Todos se aproximaram dele, vencidos pela curiosidade.
— Que foi — Que foi?— Que foi então?. . .
— A sinceridade, respondeu o médico.
— A sinceridade?. . . exclamaram em coro.
— Sim, meus caros amigos. A verdadeira convicção nas suas crenças, o verdadeiro sentimento do que ele afirmou no púlpito. Foi só daí que lhe veio aquela poderosa e dominadora eloqüência. Ângelo falou mais com o coração do que com a cabeça, e só por isso Paris o ouviu tão comovido.
E depois de uma pausa:— Sim, porque é preciso confessarmos uma cousa, meus idolatrados amigos: os parisienses de hoje dispõem de muito espírito e de muita enciclopédia, mas, em questão de sentimento e de sinceridade. . . são de uma pobreza franciscana.
— Não é tanto assim!. . . arriscou Artur.
— Nós, os parisienses de hoje, prosseguiu o médico, somos muito corteses, muito engraçados, sim senhor, mas. . . falsos e hipócritas como ninguém. . .
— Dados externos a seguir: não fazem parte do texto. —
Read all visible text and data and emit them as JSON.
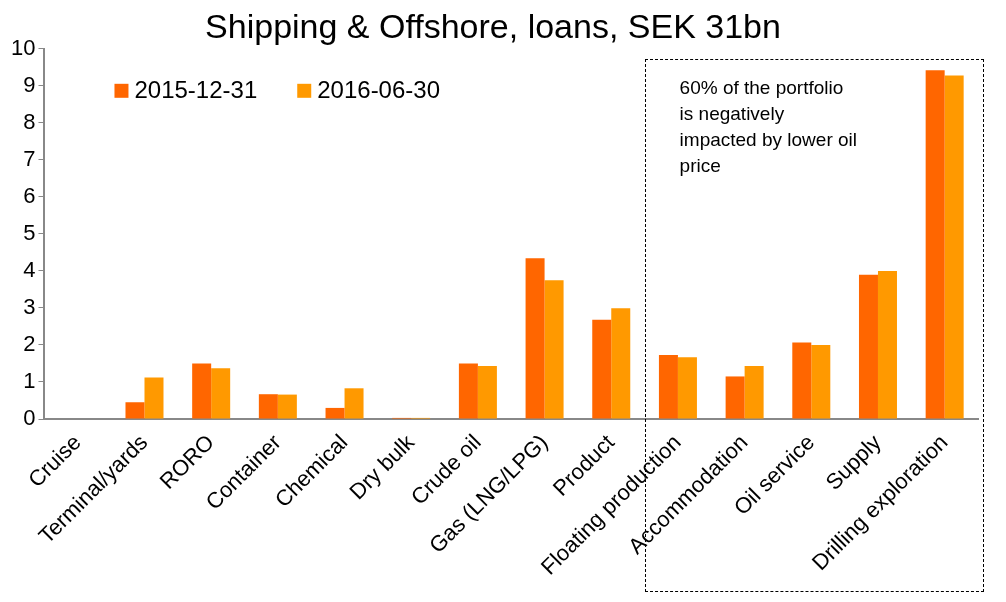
{
  "chart_data": {
    "type": "bar",
    "title": "Shipping & Offshore, loans, SEK 31bn",
    "categories": [
      "Cruise",
      "Terminal/yards",
      "RORO",
      "Container",
      "Chemical",
      "Dry bulk",
      "Crude oil",
      "Gas (LNG/LPG)",
      "Product",
      "Floating production",
      "Accommodation",
      "Oil service",
      "Supply",
      "Drilling exploration"
    ],
    "series": [
      {
        "name": "2015-12-31",
        "color": "#ff6600",
        "values": [
          0,
          0.45,
          1.5,
          0.67,
          0.3,
          0.03,
          1.5,
          4.34,
          2.68,
          1.73,
          1.15,
          2.07,
          3.9,
          9.42
        ]
      },
      {
        "name": "2016-06-30",
        "color": "#ff9900",
        "values": [
          0,
          1.12,
          1.37,
          0.66,
          0.83,
          0.03,
          1.43,
          3.75,
          2.99,
          1.67,
          1.43,
          2.0,
          4.0,
          9.28
        ]
      }
    ],
    "ylim": [
      0,
      10
    ],
    "yticks": [
      0,
      1,
      2,
      3,
      4,
      5,
      6,
      7,
      8,
      9,
      10
    ],
    "grid": false,
    "legend": "top left",
    "annotations": [
      "60% of the portfolio is negatively impacted by lower oil price"
    ]
  }
}
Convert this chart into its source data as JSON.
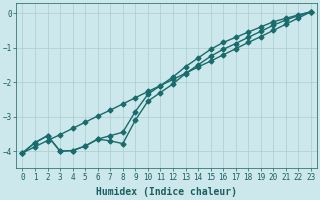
{
  "xlabel": "Humidex (Indice chaleur)",
  "ylabel": "",
  "xlim": [
    -0.5,
    23.5
  ],
  "ylim": [
    -4.5,
    0.3
  ],
  "background_color": "#cce8ec",
  "grid_color": "#aacccc",
  "line_color": "#1a6b6b",
  "x": [
    0,
    1,
    2,
    3,
    4,
    5,
    6,
    7,
    8,
    9,
    10,
    11,
    12,
    13,
    14,
    15,
    16,
    17,
    18,
    19,
    20,
    21,
    22,
    23
  ],
  "line_straight": [
    -4.05,
    -3.87,
    -3.69,
    -3.52,
    -3.34,
    -3.16,
    -2.98,
    -2.81,
    -2.63,
    -2.45,
    -2.27,
    -2.1,
    -1.92,
    -1.74,
    -1.56,
    -1.39,
    -1.21,
    -1.03,
    -0.85,
    -0.68,
    -0.5,
    -0.32,
    -0.14,
    0.04
  ],
  "line_upper": [
    -4.05,
    -3.75,
    -3.55,
    -4.0,
    -3.98,
    -3.85,
    -3.65,
    -3.55,
    -3.45,
    -2.85,
    -2.35,
    -2.1,
    -1.85,
    -1.55,
    -1.3,
    -1.05,
    -0.85,
    -0.7,
    -0.55,
    -0.4,
    -0.25,
    -0.15,
    -0.05,
    0.04
  ],
  "line_lower": [
    -4.05,
    -3.75,
    -3.55,
    -4.0,
    -3.98,
    -3.85,
    -3.65,
    -3.7,
    -3.78,
    -3.1,
    -2.55,
    -2.3,
    -2.05,
    -1.75,
    -1.5,
    -1.25,
    -1.05,
    -0.88,
    -0.7,
    -0.53,
    -0.35,
    -0.2,
    -0.07,
    0.04
  ],
  "yticks": [
    0,
    -1,
    -2,
    -3,
    -4
  ],
  "xticks": [
    0,
    1,
    2,
    3,
    4,
    5,
    6,
    7,
    8,
    9,
    10,
    11,
    12,
    13,
    14,
    15,
    16,
    17,
    18,
    19,
    20,
    21,
    22,
    23
  ],
  "marker": "D",
  "markersize": 2.5,
  "linewidth": 1.0,
  "font_color": "#1a5f5f",
  "axis_fontsize": 7,
  "tick_fontsize": 5.5
}
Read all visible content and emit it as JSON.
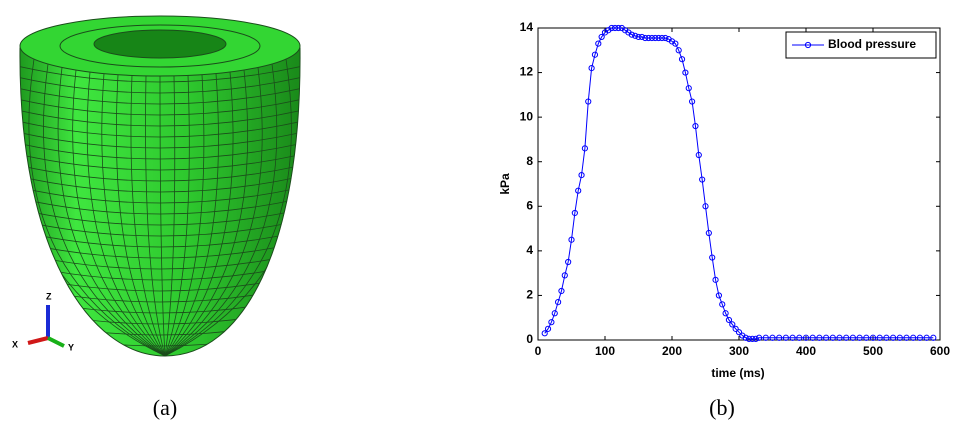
{
  "panels": {
    "a": "(a)",
    "b": "(b)"
  },
  "mesh_axes": {
    "x": "X",
    "y": "Y",
    "z": "Z"
  },
  "chart_data": {
    "type": "line",
    "xlabel": "time (ms)",
    "ylabel": "kPa",
    "xlim": [
      0,
      600
    ],
    "xticks": [
      0,
      100,
      200,
      300,
      400,
      500,
      600
    ],
    "ylim": [
      0,
      14
    ],
    "yticks": [
      0,
      2,
      4,
      6,
      8,
      10,
      12,
      14
    ],
    "grid": false,
    "legend": "upper right",
    "x": [
      10,
      15,
      20,
      25,
      30,
      35,
      40,
      45,
      50,
      55,
      60,
      65,
      70,
      75,
      80,
      85,
      90,
      95,
      100,
      105,
      110,
      115,
      120,
      125,
      130,
      135,
      140,
      145,
      150,
      155,
      160,
      165,
      170,
      175,
      180,
      185,
      190,
      195,
      200,
      205,
      210,
      215,
      220,
      225,
      230,
      235,
      240,
      245,
      250,
      255,
      260,
      265,
      270,
      275,
      280,
      285,
      290,
      295,
      300,
      305,
      310,
      315,
      320,
      325,
      330,
      340,
      350,
      360,
      370,
      380,
      390,
      400,
      410,
      420,
      430,
      440,
      450,
      460,
      470,
      480,
      490,
      500,
      510,
      520,
      530,
      540,
      550,
      560,
      570,
      580,
      590
    ],
    "series": [
      {
        "name": "Blood pressure",
        "color": "#0000ff",
        "values": [
          0.3,
          0.5,
          0.8,
          1.2,
          1.7,
          2.2,
          2.9,
          3.5,
          4.5,
          5.7,
          6.7,
          7.4,
          8.6,
          10.7,
          12.2,
          12.8,
          13.3,
          13.6,
          13.8,
          13.9,
          14.0,
          14.0,
          14.0,
          14.0,
          13.9,
          13.8,
          13.7,
          13.65,
          13.6,
          13.6,
          13.55,
          13.55,
          13.55,
          13.55,
          13.55,
          13.55,
          13.55,
          13.5,
          13.4,
          13.3,
          13.0,
          12.6,
          12.0,
          11.3,
          10.7,
          9.6,
          8.3,
          7.2,
          6.0,
          4.8,
          3.7,
          2.7,
          2.0,
          1.6,
          1.2,
          0.9,
          0.7,
          0.5,
          0.35,
          0.2,
          0.1,
          0.05,
          0.05,
          0.05,
          0.1,
          0.1,
          0.1,
          0.1,
          0.1,
          0.1,
          0.1,
          0.1,
          0.1,
          0.1,
          0.1,
          0.1,
          0.1,
          0.1,
          0.1,
          0.1,
          0.1,
          0.1,
          0.1,
          0.1,
          0.1,
          0.1,
          0.1,
          0.1,
          0.1,
          0.1,
          0.1
        ]
      }
    ]
  }
}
— Ora essa, doutor!. . . resmungou o conde com um trejeito de ressentimento.
Cobalt acrescentou, torcendo para baixo a linha fria da sua boca barbeada:
— Paris admirou em Ângelo o que Paris já não possui e só por isso considera extraordinário. Foi o assombro do homem desfibrado e gasto, produzido pelo homem ainda forte e perfeito. Admirou a fresca e delicada flor do sentimento, que ele supunha há muito tempo extinta; admirou esse estranho Ângelo como se admirasse uma raridade preciosa, uma das nossas armaduras dos tempos gauleses por exemplo.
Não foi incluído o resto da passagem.